Si ce n'est que nos trois compères ont régulièrement des choses à
dire. Ils classent leur musique comme des élèves de l'Ecole de
Canterbury, et produisent une musique ensoleillée et rêveuse
imprégnée de Californie sous la lumière pâle du Danemark.
Que faut-il en retenir ?
C'est
leur sixième volume en neuf ans, et l'on peut faire une petite moue
dubitative, la même que lorsqu'un nouveau Soft Machine
sortait : un de plus, qui n'apporte rien au précédent.
Pourtant, c'est, dans les deux cas, que ce soit en 1975 comme en
2019, une erreur de jugement. La volonté de Papir comme de
Soft Machine, c'est de l'obliger à se plonger dans une
musique sans compromis, qui se suffit à elle-même. Soit pour
résumer, une approche qui n'existe plus à l'heure du grand zapping.
Mais
alors, comment est-il, ce nouvel album de Papir ? Eh bien
il est suffisamment formidable pour que j'en demande une copie à
Stickman. Pour une fois, un croisement de données internationales
sur ma pomme m'a suggéré l'écoute d'un disque qui pourrait
m'intéresser, et il fut fort judicieux ! Le lancement de la
pièce 'VI.I' (vous suivez bien la logique), m'a enthousiasmé. La
musique est fluide, lumineuse.

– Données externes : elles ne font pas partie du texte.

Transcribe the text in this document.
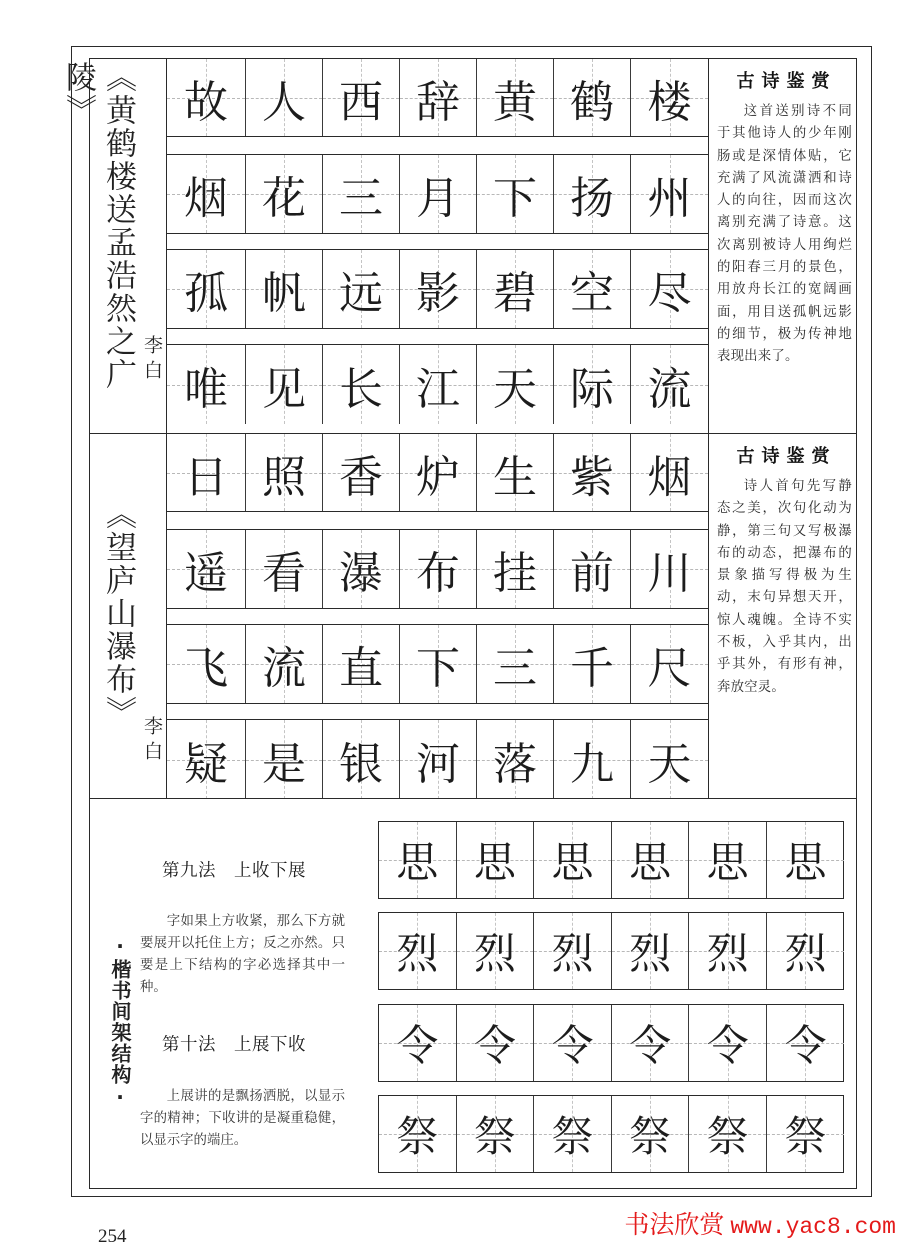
《黄鹤楼送孟浩然之广陵》
李白
故 人 西 辞 黄 鹤 楼
烟 花 三 月 下 扬 州
孤 帆 远 影 碧 空 尽
唯 见 长 江 天 际 流
古诗鉴赏
这首送别诗不同于其他诗人的少年刚肠或是深情体贴，它充满了风流潇洒和诗人的向往，因而这次离别充满了诗意。这次离别被诗人用绚烂的阳春三月的景色，用放舟长江的宽阔画面，用目送孤帆远影的细节，极为传神地表现出来了。
《望庐山瀑布》
李白
日 照 香 炉 生 紫 烟
遥 看 瀑 布 挂 前 川
飞 流 直 下 三 千 尺
疑 是 银 河 落 九 天
古诗鉴赏
诗人首句先写静态之美，次句化动为静，第三句又写极瀑布的动态，把瀑布的景象描写得极为生动，末句异想天开，惊人魂魄。全诗不实不板，入乎其内，出乎其外，有形有神，奔放空灵。
·楷书间架结构·
第九法　上收下展
字如果上方收紧，那么下方就要展开以托住上方；反之亦然。只要是上下结构的字必选择其中一种。
第十法　上展下收
上展讲的是飘扬洒脱，以显示字的精神；下收讲的是凝重稳健，以显示字的端庄。
思 思 思 思 思 思
烈 烈 烈 烈 烈 烈
令 令 令 令 令 令
祭 祭 祭 祭 祭 祭
254	书法欣赏 www.yac8.com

Sørensen, Clausen et Christensen
jouent avec une cohésion rare. Ces hommes sont de merveilleux
musiciens, il forme un groupe musical dont l'interaction est assez
rare de nos jours. La musique est un lever de soleil sur la baie, les
oiseaux chantant aux premiers rayons. Les vagues lèchent
délicatement le rivage, les premiers mammifères se mettent en
chasse de leur nourriture de la journée. Il y a des cris, des
heurts, mais il y a toujours un fruit qui réunit un petit groupe de
singes, ou une papaye qui régale quelques oiseaux, sautant en pas
maladroits autour du fruit nourricier.
'VI.
II' se montre plus narquois avec son thème sautillant. Il est
important de signaler que le disque est composé de quatre pièces
sonores de dix minutes environ. L'atmosphère est toujours lumineuse.

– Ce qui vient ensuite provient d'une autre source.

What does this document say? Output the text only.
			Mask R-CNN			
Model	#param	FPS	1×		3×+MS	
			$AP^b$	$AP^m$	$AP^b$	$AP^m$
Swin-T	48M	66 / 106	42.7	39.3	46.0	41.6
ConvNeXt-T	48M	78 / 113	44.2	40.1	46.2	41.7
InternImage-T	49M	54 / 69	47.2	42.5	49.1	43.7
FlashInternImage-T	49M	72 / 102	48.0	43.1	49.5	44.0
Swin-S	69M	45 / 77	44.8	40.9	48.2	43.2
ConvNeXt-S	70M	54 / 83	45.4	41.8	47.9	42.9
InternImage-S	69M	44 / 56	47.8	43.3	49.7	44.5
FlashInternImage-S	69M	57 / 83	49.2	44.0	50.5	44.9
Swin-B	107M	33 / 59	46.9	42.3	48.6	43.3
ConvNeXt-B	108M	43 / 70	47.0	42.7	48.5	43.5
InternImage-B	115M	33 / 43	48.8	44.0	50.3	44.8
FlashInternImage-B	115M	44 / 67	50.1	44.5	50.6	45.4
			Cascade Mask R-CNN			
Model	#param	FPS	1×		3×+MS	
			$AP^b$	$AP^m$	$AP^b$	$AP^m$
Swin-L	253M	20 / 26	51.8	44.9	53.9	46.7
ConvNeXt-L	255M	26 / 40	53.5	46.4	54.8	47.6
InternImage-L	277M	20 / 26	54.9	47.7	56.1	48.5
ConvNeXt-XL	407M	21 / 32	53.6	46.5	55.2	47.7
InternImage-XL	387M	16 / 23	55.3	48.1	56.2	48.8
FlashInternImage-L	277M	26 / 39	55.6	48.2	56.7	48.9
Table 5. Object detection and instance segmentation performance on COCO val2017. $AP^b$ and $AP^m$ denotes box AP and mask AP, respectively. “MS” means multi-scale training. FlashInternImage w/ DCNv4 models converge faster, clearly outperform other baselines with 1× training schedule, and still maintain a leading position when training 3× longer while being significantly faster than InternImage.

'VI.III' révèle un tempo plus énergique, avec ses accords de
guitare en myriades éclatantes. Il me saisit dans la poitrine,
lorsque je regardais les étoiles filantes au mois de juin, sur les
collines de l'Aveyron. J'avais en tête
ma musique psychédélique, et puis le ciel clair de cette campagne
de moyenne altitude. On découvre ainsi le pouvoir imaginatif de
cette musique. 'VI.IV' est un projet presque Jazz, qui ne se pulvérise
pas dans l'électricité totale. La rythmique est un brin agaçante,
et cette dernière pièce se montre décevante. L'écho psychédélique
rassure, mais il ne fait que rattraper une idée bancale. Qu'importe,
cette nouvelle livraison est de belle qualité. Papir n'a pas
perdu la foi. Le trio a de l'inspiration à offrir.